Frische Luft hat ebenfalls noch keinem geschadet, also rein in die Gummistiefel und Matschhosen und raus an die Luft. Und wo wir gerade bei „frischer Luft sind“: denkt daran die empfindliche Haut eurer Zwerge zu schützen: gerade im Winter leidet die Haut der kleinen oft extrem unter den Temperaturunterschieden zwischen drinnen und draussen und der trockenen Heizungsluft. Ständiges Lippen lecken oder sabbern und der obligatorische Rotz der durchs Gesicht geschmiert wird tun ihr übriges um die Haut zu schädigen. Und wenn die Hautschutzbarriere gestört ist hat das ohnehin schon beanspruchte Immunsystem nur eine weitere Baustelle. Investiert also in eine gute Hautpflege für eure Zwerge – und natürlich auch für euch selbst.

Sollten eure Kinder an chronischen Erkrankungen leiden, hierzu zählen zum Beispiel auch Asthma oder immer wiederkehrende Bronchitiden, wird außerdem empfohlen die Kinder und das direkte familiäre Umfeld gegen Influenza, also die echte Virusgrippe, zu impfen. Einige Krankenkassen übernehmen die Grippeimpfung aber auch grundsätzlich für alle Patienten. Ich habe mich, wie einige von euch vielleicht auch in meinen Instagram Stories kürzlich gesehen haben, dieses Jahr entschieden meine Kinder zu impfen, weil unsere Krankenkasse zu den Kassen gehört die die Impfung für alle bezahlen, und weil ich der Meinung bin dass das Immunsystem meiner Kinder definitiv genug zu tun hat und die Grippe eine Krankheit ist die nun wirklich keiner braucht. Solltet ihr die Grippeimpfung für euer Kind wünschen, dann sprecht mit eurem Kinderarzt darüber, dort könnt ihr auf jeden Fall individuell beraten werden.

Infektzeit Grippeimpfung
So sieht es aus wenn Mama Sonntags morgens am Frühstückstisch alle impft: Nutellabrötchen zum trösten bereithalten und dann einmal Akkordarbeit 😀

Und nun zum Schluss noch eine wunderbare und aufmunternde Nachricht: der Oktober ist schon fast vorbei, das heisst 16% der Infektzeit haben wir bereits überstanden – whoop whoop

Haftungsausschluss und Werbungserläuterungen

Als Verfasserin übernehme ich keinerlei Gewähr für die Vollständigkeit, Korrektheit und Aktualität der bereitgestellten Informationen.

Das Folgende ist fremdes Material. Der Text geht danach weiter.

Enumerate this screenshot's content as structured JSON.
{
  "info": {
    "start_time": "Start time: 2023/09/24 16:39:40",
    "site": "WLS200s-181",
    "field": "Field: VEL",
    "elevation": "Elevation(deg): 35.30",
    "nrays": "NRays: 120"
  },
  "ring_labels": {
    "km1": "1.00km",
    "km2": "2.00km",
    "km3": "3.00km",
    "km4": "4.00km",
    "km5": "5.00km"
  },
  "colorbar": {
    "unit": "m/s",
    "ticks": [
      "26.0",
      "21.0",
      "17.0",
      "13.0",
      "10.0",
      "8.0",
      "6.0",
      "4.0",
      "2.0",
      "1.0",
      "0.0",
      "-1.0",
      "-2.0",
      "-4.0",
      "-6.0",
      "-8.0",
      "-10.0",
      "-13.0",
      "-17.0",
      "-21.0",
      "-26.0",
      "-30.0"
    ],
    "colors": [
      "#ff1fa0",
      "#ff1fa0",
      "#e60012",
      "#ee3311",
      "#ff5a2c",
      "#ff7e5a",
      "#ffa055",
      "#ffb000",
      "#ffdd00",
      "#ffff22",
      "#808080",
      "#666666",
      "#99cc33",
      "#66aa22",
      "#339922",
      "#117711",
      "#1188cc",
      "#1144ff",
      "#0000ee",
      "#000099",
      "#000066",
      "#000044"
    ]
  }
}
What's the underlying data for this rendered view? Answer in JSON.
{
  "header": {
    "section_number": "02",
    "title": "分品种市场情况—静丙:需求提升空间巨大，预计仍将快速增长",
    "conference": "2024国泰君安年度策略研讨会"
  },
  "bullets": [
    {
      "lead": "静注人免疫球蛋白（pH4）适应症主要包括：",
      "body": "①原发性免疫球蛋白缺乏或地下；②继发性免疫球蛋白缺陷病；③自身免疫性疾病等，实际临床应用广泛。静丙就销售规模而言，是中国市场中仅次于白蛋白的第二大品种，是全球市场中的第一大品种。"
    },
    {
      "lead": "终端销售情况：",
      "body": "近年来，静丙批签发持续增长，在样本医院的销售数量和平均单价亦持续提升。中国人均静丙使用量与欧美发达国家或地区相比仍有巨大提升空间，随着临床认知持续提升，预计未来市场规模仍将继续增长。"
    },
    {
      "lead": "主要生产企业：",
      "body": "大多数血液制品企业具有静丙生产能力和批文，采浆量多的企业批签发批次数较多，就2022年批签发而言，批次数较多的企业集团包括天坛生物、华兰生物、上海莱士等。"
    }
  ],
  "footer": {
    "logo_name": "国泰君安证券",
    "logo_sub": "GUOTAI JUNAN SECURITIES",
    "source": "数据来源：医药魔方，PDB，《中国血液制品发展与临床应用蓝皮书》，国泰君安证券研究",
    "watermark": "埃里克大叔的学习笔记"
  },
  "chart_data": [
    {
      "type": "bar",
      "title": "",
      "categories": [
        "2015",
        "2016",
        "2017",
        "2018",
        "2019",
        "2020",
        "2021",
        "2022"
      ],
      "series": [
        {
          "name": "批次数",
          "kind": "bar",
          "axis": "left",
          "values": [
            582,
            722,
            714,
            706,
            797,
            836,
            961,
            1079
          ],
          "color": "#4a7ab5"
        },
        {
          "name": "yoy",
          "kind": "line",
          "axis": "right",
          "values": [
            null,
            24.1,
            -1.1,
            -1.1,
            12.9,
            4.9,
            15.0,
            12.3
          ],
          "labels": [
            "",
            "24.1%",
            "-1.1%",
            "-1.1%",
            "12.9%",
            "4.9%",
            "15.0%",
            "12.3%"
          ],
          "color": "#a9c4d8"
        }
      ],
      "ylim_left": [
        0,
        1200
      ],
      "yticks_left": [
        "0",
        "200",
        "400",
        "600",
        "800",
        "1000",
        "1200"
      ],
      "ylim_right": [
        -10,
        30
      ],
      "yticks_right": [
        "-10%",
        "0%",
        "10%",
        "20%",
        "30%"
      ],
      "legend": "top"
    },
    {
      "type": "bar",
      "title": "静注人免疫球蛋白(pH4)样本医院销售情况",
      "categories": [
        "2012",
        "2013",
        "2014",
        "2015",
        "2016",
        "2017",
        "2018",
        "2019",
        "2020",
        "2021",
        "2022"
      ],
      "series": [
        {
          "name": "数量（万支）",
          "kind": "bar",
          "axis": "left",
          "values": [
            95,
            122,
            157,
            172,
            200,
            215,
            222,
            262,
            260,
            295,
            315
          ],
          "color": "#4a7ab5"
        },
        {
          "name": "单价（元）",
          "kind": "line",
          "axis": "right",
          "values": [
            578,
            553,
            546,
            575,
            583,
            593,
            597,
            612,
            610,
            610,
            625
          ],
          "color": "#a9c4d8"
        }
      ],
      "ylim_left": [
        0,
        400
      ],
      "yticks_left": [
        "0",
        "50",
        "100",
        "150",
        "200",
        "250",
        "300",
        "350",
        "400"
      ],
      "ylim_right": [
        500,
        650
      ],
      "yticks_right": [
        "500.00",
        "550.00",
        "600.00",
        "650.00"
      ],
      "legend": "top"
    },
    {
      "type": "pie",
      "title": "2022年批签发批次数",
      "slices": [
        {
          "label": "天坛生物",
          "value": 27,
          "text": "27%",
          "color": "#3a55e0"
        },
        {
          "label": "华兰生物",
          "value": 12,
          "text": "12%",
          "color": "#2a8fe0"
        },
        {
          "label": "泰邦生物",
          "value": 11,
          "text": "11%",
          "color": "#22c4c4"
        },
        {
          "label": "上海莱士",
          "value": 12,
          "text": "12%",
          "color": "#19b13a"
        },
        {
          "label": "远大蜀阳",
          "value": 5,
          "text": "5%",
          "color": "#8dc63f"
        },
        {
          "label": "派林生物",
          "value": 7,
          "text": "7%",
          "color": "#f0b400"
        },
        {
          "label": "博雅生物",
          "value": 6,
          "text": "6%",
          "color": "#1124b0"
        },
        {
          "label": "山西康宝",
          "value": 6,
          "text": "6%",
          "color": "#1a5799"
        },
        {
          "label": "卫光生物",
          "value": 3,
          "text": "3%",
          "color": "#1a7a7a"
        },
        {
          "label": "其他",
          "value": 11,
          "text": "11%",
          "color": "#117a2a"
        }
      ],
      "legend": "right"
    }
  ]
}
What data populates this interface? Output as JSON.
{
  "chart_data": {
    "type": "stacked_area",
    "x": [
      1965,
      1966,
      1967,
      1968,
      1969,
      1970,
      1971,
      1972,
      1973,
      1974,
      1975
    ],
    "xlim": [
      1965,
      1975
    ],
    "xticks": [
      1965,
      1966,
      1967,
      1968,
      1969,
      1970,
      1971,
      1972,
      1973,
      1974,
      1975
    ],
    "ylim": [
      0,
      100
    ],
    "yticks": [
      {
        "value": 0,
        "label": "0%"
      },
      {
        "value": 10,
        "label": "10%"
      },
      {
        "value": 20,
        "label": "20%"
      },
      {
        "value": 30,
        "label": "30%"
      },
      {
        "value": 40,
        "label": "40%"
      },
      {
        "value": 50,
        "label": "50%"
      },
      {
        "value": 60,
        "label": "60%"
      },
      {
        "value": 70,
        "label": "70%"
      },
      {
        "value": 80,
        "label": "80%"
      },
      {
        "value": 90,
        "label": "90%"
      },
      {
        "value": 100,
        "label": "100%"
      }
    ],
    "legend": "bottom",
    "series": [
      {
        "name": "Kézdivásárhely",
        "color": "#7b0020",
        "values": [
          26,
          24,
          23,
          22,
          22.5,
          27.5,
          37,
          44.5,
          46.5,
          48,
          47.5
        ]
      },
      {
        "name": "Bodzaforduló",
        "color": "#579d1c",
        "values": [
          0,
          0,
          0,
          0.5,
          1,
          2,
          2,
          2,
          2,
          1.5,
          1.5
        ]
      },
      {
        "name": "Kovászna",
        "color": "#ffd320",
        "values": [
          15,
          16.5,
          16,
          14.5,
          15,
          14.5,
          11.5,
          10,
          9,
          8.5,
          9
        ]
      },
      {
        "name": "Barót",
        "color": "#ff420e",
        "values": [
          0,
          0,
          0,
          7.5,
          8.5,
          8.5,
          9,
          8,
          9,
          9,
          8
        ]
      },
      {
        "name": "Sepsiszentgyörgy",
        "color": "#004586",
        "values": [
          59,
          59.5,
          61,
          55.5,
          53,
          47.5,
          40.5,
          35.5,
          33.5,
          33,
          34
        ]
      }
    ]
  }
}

Zu individuellen gesundheitlichen Fragen sollte immer der persönliche Kontakt zum behandelnden Arzt gesucht werden. Die hier dargebotenen Informationen entsprechen meiner persönlichen Meinung und meinen persönlichen Präferenzen als Mutter. Haftungsansprüche gegen mich als Verfasserin die sich auf Schäden materieller oder ideeller Art beziehen, die durch die Nutzung der hier angebotenen Informationen verursacht wurden, sind ausgeschlossen. 

Alle in diesem Beitrag gezeigten Produkte werden von mir als unbeauftragte Werbung präsentiert. Dies bedeutet, dass ich von den Unternehmen nicht mit diesem Blogpost oder anders gearteter Werbung beauftragt wurde, und mir auch keine Produkte zu Werbezwecken zur Verfügung gestellt wurden. Die Empfehlung dieser Produkte erfolgt nicht auf Basis medizinisch-wissenschaftlicher Erkenntnisse sondern aufgrund rein persönlicher Präferenzen.